US Dollar inches higher, as week holds hefty event risk
The US dollar inched higher on European Forex markets, Wednesday morning (May 6), with slightly wary undertone considering the data scheduled to be released later this week, including a US central bank meeting and vital US unemployment figures.
At 2:40 AM ET (06:40 GMT), the US Dollar Index, which tracks the currency against a basket of six peers, held steady at 99.925, up 0.2%, while EUR/USD fell 0.2% to 1.0822. GBP/USD edged lower to 1.2432 and USD/JPY fell 0.2% to 106.39.
Traders have been steadily selling off the euro, as it tumbling to a one-week low of US$1.0817, after Germany's highest court made an announcement on Tuesday's (May 5) to give the European Central Bank three months to legitimize buys under its bond-purchasing program.
“While a clear blow to the ECB and not least the European Court of Justice, for now the bond purchases will continue unaffected,” said Danske Bank, in a research note. “We think the primary market concern lies in the potential limitations that this verdict may hold for the ECB in the future amid lack of eurozone fiscal cooperation.”
German industrial orders dropped by a hefty 15.6% in March, their greatest month to month decrease in nearly three decades, as the coronavirus sliced both foreign and domestic product demand from Europe's largest economy.

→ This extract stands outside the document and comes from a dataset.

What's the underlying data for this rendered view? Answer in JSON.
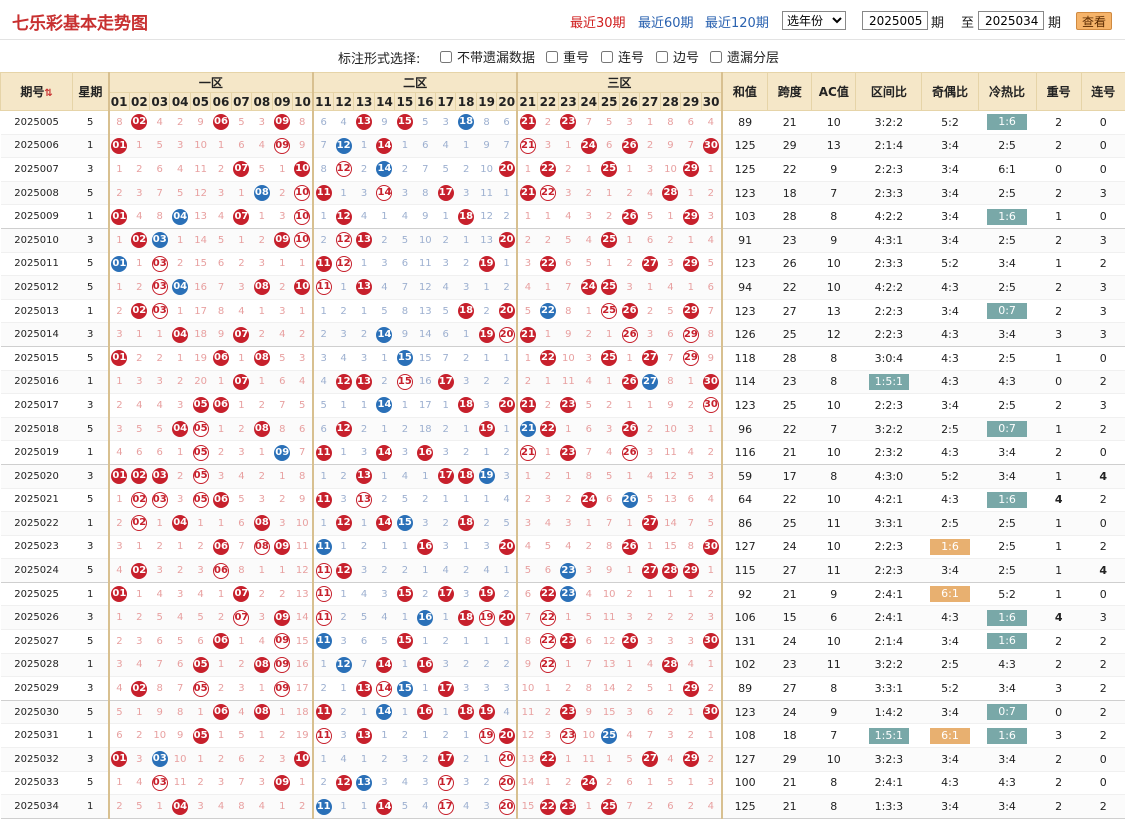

The British pound has also inched towards the lower end, just ahead of Thursday's (May 7) Bank of England meeting. The UK's national bank has been making great efforts to stem the economic effects since the start of the pandemic, including cutting rates to record lows and increasing its quantitative easing program to £645 billion.
Despite these various measures, a subsequent stimulus package is probably not going to be revealed at Thursday’s (May 7) meeting, however the forex market will continue to keep careful watch for the bank's refreshed macroeconomic projections and remarks with respect to the chance of a further boost in the quantitative easing program in the future, especially as the approaching financial information is expected to be lackluster.
The release of the ADP private sector employment report for April is scheduled for later in the day, which is the first full-month measure of the US spending on lockdown limitations, just ahead of Friday's (Apr 8) non-farm payrolls. This report should provide a taste of how much the US employment spiked during the month and whether government stimulus efforts, like the SME-targeted Paycheck Protection Program, are having any constructive effect in reducing company cutbacks.